Holdings of the giant SPDR Gold Trust (NYSEArca:GLD) were up 1.1% to 942.61 tonnes on Friday’s price drop, but global gold ETF holdings remain down from August’s 3-year high, heading for their biggest monthly decline this year.
Hedge funds and other large speculative players cut their net betting on higher gold prices by more than 10% last week – the most in three months – according to Friday’s latest data from US regulator the Commodity Futures Trading Commission’s report on Comex positioning.
With Chinese investors and traders returning to the market after their Mid-Autumn Festival break, gold prices rose from $1310 to $1318 per ounce Monday before giving back half that move.
The US Dollar dropped around 0.4% against its major peers on the FX market following the weekend’s bombings in New York and New Jersey.
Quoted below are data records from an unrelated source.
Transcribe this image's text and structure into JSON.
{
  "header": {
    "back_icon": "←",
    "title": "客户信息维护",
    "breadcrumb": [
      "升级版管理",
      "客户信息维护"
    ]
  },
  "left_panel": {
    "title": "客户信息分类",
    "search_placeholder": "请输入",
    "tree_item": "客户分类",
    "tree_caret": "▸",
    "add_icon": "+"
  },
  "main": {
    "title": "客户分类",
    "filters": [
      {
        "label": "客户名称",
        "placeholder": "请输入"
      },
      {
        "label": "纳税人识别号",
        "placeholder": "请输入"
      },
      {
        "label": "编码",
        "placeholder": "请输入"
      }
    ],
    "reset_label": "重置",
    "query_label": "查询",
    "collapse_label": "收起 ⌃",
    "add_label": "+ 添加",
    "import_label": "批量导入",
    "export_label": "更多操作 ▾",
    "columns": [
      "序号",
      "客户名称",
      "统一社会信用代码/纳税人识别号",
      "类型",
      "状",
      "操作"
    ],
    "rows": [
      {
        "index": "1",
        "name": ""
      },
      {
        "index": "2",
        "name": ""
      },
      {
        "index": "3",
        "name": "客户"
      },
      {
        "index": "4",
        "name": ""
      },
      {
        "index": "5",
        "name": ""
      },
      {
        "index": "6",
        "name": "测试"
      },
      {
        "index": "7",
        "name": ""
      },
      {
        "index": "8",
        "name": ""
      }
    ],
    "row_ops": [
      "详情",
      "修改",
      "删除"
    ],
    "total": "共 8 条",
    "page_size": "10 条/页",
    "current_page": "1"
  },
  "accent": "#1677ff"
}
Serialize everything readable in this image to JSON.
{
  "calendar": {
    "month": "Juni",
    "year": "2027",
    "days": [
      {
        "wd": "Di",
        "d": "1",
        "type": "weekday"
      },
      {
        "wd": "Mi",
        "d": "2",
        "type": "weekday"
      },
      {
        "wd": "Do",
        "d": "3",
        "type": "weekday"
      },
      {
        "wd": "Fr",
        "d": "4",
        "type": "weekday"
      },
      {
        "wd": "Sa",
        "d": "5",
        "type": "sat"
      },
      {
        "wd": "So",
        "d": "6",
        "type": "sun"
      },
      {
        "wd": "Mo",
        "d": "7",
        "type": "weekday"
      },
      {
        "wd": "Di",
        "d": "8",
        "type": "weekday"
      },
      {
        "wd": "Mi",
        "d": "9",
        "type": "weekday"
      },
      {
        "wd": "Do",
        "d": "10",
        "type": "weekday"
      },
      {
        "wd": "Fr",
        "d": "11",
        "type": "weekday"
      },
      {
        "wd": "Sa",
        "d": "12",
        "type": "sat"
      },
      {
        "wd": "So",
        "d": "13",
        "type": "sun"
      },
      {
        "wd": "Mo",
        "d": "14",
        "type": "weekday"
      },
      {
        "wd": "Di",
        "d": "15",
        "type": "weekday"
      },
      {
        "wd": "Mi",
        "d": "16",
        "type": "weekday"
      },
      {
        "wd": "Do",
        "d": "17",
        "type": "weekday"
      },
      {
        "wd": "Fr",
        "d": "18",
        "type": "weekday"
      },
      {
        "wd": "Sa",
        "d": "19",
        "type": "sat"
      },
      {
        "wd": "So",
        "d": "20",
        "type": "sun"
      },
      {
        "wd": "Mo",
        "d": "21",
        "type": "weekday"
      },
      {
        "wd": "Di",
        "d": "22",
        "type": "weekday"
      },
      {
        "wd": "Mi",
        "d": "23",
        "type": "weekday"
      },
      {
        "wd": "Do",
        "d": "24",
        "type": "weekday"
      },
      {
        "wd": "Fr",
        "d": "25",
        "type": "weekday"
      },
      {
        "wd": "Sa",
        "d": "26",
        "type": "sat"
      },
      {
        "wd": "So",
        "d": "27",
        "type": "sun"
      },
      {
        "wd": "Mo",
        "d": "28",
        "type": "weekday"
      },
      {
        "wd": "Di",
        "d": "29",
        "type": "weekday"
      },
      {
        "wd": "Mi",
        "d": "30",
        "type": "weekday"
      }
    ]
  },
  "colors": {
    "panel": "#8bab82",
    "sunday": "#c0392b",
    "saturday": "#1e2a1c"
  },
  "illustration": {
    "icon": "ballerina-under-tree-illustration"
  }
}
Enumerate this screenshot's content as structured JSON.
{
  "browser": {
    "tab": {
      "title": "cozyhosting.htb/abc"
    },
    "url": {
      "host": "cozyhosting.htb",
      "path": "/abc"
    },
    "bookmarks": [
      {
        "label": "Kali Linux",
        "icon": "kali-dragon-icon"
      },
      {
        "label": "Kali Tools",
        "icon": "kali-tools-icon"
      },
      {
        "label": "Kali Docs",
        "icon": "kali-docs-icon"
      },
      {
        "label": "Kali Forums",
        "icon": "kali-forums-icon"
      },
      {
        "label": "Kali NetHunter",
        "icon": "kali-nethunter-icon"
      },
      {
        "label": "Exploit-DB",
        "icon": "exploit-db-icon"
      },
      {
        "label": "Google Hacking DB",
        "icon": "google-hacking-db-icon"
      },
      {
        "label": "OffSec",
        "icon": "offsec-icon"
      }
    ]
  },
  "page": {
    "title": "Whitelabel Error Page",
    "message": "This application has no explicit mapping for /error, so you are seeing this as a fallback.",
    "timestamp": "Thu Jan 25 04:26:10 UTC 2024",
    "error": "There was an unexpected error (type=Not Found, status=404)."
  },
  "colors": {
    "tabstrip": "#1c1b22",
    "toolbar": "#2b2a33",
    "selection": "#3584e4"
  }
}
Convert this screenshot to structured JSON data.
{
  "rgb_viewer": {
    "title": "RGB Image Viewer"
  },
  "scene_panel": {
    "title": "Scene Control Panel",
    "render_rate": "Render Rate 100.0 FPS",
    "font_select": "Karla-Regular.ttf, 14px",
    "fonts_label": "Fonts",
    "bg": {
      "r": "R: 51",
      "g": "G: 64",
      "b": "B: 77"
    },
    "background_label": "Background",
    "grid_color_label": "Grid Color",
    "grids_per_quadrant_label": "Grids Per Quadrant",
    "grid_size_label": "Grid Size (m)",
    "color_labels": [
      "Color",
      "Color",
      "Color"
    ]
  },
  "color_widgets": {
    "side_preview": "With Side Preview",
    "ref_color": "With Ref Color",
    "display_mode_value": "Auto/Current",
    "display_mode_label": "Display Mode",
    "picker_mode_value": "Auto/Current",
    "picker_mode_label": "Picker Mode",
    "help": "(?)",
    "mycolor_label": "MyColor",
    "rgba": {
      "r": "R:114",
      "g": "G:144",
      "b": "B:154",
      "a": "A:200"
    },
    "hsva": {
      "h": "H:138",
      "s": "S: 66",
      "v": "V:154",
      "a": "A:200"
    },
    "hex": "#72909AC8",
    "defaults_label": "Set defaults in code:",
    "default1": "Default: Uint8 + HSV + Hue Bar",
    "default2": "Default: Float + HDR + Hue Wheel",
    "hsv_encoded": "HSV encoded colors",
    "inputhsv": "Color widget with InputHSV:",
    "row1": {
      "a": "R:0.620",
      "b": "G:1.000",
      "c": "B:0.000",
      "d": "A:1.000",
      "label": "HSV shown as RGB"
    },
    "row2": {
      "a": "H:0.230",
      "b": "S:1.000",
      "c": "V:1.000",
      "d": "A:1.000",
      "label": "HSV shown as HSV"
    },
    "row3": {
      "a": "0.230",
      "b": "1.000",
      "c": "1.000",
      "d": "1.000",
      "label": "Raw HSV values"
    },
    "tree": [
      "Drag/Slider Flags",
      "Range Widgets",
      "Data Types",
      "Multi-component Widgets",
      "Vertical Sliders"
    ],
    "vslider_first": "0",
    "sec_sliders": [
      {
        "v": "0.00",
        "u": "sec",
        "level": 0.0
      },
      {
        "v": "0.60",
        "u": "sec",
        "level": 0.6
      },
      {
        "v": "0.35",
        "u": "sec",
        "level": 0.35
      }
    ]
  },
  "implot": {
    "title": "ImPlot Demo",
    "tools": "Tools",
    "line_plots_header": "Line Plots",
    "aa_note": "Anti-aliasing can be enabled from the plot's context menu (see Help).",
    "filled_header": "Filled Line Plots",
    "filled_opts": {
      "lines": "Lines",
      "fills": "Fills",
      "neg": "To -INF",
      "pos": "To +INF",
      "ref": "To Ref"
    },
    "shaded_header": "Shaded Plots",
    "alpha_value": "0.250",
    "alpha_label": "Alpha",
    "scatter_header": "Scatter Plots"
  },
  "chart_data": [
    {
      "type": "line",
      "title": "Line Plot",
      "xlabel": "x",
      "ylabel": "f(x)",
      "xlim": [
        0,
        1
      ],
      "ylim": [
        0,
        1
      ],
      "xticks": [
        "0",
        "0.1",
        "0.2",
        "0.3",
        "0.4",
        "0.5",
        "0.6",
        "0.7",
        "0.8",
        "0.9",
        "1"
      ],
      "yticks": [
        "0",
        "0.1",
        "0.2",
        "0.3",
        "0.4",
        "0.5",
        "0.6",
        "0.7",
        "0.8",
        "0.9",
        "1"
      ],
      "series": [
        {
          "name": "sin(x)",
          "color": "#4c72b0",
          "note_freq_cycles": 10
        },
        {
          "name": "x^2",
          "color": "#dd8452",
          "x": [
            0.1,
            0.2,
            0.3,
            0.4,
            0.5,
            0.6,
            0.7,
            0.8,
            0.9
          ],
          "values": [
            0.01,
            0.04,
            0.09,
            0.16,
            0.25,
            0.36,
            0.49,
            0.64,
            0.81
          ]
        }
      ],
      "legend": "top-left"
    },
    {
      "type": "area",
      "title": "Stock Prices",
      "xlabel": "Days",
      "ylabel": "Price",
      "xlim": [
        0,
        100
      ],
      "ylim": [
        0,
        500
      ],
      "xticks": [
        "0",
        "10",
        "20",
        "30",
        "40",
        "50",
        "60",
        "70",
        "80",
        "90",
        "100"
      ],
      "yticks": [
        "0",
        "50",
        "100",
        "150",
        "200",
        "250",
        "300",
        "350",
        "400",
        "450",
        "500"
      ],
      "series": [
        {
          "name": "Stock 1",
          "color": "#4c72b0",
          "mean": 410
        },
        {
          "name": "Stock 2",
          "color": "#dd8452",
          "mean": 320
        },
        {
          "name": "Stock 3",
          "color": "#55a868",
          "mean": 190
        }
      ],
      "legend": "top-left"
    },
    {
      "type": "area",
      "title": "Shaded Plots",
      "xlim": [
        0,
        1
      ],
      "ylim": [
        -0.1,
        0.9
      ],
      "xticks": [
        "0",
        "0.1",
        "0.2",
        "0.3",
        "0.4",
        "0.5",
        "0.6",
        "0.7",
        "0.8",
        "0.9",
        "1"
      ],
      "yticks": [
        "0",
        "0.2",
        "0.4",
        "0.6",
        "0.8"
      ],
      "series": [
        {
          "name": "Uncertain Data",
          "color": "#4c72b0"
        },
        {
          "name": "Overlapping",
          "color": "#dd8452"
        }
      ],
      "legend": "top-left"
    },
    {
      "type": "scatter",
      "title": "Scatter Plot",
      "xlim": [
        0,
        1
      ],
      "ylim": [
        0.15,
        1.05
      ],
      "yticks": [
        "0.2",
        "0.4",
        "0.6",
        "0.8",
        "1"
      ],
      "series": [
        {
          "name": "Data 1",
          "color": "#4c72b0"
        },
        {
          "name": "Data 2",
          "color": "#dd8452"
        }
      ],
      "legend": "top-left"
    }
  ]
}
Betting on interest-rate futures
today put the probability of a US rate hike at the Federal Open Market Committee (FOMC) meeting this Tuesday and Wednesday as low as 1-in-8 but expectations for an increase in December were above 50%.
“A rise in rate would be a major market shock,” says a note from analysts at National Australia Bank.
“Expect gold prices to be extremely volatile towards the [Fed] meeting,” says Barnabas Gan, analyst at Singapore-listed bank OCBC.
The FOMC meeting will coincide with the Bank of Japan’s monetary policy meeting this Wednesday, where many analysts expect
the central bank to ease their policy further and push interest rates even deeper below zero and grow its QE asset-buying program.
European and Asian stocks also rose Monday ahead of those central bank meetings, while Brent crude oil was spurred more than 0.5%
higher amid talks about an Opec deal on limiting output and reports of fighting around Lybian oil ports.
Silver followed and extended the move in gold prices, surging nearly 2% to up to $19.18 per ounce.
Resistance remains at $19.30, according to Scotiabank’s daily market commentary on Friday.
The precious metals’ rally this year was “completely justified”, RBC Capital Markets commodity strategist Christopher Louney told CNBC, calling it a “kind of perfect storm for gold
” but warning investors not to expect a return to the $1375 per ounce highs seen this summer.
“We had Brexit, we had uncertainty, we had volatility, we had very low yields, we had so many things going on in the markets that were in gold’s favour.”